I recall taking a tour on a submarine a few years back on the Seattle waterfront. Now privately owned, this vessel had once been home to a Russian crew until its time of de-commission. Squeezing my way through the cramped corridors, I read just about every piece of historical info that was organized next to each display; one piece struck me most of all and still stays in my mind today. In the ‘officers mess’, there was a brief on the wall, describing rank of Russian seamen, during the time of the Soviet Union. Officers were not worked up through the ranks, but were often accredited the role through social status – meaning that even if you were a great leader or technician but were born into the ‘wrong’ family, you would never make a higher rank than the job you enlisted for and once you took a particular position, that’s where you stayed.

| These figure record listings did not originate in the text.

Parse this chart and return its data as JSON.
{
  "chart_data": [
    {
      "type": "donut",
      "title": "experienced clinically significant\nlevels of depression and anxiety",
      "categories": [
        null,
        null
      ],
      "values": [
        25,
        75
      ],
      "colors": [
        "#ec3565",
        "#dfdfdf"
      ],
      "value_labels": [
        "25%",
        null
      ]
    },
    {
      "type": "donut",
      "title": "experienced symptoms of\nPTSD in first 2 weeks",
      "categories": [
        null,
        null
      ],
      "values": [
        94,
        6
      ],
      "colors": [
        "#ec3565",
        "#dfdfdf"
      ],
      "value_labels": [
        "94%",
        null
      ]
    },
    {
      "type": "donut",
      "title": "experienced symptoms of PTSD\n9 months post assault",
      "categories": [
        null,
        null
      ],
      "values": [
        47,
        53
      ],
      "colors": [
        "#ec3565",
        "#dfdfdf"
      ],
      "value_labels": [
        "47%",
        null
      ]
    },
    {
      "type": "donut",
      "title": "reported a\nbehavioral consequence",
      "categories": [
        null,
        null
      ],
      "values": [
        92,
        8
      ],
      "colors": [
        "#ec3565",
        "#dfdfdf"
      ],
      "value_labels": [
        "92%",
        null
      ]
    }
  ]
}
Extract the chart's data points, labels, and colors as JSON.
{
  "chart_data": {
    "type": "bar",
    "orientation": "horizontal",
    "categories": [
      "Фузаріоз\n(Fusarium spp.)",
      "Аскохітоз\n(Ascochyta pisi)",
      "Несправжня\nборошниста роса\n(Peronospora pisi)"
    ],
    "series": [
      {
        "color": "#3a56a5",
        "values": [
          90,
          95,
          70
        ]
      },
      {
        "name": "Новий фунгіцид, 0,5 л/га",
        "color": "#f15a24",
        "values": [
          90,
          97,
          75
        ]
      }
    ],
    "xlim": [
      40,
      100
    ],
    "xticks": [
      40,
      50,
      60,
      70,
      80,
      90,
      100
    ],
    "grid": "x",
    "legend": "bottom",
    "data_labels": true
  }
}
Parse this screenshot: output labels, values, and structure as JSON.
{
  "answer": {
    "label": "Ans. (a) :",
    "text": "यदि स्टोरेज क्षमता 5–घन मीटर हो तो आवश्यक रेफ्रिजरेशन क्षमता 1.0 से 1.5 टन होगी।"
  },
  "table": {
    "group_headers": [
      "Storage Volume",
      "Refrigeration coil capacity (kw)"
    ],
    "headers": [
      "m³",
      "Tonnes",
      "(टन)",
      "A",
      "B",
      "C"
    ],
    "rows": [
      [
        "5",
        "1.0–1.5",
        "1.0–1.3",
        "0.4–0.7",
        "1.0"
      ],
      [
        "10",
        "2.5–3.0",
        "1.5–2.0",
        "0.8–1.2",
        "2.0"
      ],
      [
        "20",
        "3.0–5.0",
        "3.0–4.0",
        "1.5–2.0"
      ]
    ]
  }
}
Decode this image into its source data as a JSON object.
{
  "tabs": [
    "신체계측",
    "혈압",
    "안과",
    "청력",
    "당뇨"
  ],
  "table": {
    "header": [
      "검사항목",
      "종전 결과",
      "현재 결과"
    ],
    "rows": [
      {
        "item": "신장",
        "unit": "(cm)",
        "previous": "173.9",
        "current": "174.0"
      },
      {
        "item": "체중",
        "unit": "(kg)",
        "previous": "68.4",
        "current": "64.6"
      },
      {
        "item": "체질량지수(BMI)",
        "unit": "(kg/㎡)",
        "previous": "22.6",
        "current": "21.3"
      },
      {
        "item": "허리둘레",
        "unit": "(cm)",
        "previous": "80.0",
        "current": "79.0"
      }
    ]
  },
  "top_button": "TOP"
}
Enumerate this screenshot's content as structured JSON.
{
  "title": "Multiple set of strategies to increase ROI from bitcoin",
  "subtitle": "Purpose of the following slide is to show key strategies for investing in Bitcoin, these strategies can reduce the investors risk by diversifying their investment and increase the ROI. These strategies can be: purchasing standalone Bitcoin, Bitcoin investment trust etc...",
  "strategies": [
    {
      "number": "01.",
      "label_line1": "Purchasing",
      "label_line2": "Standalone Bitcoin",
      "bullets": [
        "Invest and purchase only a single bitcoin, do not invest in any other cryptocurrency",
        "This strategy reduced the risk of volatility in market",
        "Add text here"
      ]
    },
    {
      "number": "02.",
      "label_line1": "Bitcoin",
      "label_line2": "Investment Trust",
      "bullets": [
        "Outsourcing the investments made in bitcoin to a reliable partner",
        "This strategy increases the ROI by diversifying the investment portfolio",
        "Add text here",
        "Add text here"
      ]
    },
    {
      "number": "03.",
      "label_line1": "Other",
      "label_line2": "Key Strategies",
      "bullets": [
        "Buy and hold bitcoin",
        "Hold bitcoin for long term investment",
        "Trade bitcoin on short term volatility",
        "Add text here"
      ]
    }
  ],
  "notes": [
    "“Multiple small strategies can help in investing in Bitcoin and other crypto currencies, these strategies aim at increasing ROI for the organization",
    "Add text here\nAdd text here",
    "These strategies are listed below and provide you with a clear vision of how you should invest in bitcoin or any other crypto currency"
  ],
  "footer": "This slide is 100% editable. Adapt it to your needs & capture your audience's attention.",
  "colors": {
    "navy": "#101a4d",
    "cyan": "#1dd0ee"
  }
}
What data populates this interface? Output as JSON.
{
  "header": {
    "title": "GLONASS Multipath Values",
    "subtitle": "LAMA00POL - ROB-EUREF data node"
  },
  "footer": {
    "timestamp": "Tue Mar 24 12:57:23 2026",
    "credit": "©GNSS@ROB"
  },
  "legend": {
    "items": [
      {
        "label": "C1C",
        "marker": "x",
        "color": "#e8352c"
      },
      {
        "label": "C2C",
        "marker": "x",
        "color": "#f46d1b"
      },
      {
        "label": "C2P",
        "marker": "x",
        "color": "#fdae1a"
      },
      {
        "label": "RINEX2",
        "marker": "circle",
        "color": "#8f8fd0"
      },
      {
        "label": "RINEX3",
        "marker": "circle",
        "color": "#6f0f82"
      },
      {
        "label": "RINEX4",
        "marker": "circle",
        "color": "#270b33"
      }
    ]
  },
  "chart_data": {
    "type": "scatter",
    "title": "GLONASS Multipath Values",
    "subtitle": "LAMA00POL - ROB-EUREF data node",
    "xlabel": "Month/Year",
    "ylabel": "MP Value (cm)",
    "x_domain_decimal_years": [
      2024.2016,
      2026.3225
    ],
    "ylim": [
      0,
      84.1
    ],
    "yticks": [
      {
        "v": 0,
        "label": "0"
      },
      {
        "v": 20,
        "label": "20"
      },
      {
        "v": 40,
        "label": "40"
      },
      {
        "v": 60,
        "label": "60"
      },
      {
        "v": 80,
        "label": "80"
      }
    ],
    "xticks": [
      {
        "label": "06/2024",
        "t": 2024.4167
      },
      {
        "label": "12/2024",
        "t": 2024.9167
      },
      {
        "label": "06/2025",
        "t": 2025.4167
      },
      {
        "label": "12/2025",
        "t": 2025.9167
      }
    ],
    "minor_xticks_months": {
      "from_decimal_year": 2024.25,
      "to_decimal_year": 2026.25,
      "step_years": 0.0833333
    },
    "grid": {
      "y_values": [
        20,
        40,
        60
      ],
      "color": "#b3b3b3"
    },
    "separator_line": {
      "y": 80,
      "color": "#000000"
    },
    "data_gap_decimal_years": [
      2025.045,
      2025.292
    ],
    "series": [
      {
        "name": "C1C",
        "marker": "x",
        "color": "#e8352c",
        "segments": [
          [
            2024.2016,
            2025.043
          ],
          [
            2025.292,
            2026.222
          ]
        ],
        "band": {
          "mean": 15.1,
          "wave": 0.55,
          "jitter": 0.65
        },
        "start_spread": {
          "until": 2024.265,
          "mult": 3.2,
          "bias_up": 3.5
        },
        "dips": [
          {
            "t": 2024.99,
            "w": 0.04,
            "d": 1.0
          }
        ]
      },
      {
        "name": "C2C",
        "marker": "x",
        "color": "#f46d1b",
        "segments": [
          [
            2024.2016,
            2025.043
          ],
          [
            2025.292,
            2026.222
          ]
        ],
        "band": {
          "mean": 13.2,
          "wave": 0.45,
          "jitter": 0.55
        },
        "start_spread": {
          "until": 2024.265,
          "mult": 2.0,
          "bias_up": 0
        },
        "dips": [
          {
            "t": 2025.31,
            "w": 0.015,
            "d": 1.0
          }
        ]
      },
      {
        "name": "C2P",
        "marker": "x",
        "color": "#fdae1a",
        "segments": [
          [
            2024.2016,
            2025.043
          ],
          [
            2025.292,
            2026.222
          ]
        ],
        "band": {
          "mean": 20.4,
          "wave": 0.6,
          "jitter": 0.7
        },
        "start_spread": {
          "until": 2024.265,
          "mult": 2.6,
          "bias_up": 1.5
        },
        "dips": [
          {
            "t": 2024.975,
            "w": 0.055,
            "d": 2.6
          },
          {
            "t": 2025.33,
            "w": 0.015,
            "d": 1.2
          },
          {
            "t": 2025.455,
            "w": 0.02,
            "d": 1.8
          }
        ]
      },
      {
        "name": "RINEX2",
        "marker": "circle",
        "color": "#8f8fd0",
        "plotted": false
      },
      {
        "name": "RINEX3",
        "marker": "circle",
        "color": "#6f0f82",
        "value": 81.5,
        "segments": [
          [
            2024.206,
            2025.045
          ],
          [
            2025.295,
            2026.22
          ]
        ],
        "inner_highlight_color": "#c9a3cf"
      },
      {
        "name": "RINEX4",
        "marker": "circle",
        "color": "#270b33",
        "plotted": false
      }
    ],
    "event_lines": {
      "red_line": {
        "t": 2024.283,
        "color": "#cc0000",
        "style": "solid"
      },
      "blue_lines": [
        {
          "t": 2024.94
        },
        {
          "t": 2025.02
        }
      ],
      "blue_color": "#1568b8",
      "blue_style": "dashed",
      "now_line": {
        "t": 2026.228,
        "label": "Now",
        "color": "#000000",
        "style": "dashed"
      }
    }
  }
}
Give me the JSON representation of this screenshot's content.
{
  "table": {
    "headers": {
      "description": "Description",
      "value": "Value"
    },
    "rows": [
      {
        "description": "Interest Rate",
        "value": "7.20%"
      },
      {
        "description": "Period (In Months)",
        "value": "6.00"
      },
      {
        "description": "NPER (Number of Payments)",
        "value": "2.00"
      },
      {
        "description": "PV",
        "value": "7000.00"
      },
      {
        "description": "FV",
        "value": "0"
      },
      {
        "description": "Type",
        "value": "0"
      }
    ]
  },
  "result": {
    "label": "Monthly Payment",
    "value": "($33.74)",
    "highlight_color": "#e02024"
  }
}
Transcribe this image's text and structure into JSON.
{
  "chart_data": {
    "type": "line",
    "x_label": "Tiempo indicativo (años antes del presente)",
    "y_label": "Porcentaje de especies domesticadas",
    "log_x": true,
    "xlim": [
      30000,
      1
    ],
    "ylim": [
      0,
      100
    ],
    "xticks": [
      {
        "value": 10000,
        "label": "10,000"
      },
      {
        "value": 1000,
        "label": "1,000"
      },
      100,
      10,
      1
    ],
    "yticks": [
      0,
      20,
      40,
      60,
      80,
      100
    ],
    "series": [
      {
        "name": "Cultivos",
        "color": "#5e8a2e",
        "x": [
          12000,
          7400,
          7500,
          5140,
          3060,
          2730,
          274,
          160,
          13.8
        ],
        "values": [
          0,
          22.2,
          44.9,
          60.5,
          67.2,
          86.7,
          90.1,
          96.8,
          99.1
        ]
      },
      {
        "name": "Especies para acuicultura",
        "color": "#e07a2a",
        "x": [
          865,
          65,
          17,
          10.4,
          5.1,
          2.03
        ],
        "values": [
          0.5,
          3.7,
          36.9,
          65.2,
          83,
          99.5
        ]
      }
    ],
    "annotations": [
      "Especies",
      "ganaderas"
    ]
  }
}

I often relate to this story when thinking about my own career choices and the lack of continuum in rising up the ranks throughout the years. An old work colleague said it best once – ‘Your trouble is, you have a brain.’ What he was responding to, was my dissatisfaction with my employment at the time and my comments that I get bored too easy, or when the challenge is lacking. He is right to an extent but one can only lay blame at ones own feet, for the path we choose for ourselves.
My ‘problem’ started many years ago, when I decided to just take whatever job I could find that payed reasonable money, and was something ‘different’, or didn’t require a strong commitment of responsibility. Every single job I’ve taken that has offered me the chance to move up, I’ve always done so (and fairly rapidly) but when tempted with a true career from these positions, I’ve moved on to something new, in fear of being trapped in a corner. Fear can be a great motivator when there’s no other option – when there are options, it’s a great debilitator and something I still haven’t quite got to grips with, within myself.
One of my greatest strengths comes from these experiences at jumping through different jobs. I’ve retained an aptitude and a ‘can-do’ mentality for something new, that enables me to take any vocation and make it mine – until I get that career complex. The new difficulty now comes from being so thinly spread across a spectrum of capability and the majority of employers, wanting people with defined skill-sets. No longer is it so common to see ‘skills not as important as the willingness or aptitude to learn, which means I’m either in the wrong industry, or, like the Soviet employee classifications, you accept your lot in life in whatever position you enlisted for in the first place. The problem is, I’ve enlisted for so many vocations in life, I have no idea which one is mine.
One thing is for certain, time and experience have now finally let me accept that I need to take a career path which lasts longer than a few years and so I find myself again standing at that junction, scratching my head on which path to take that leads to more usefulness of my life and fully engages my talents and mind.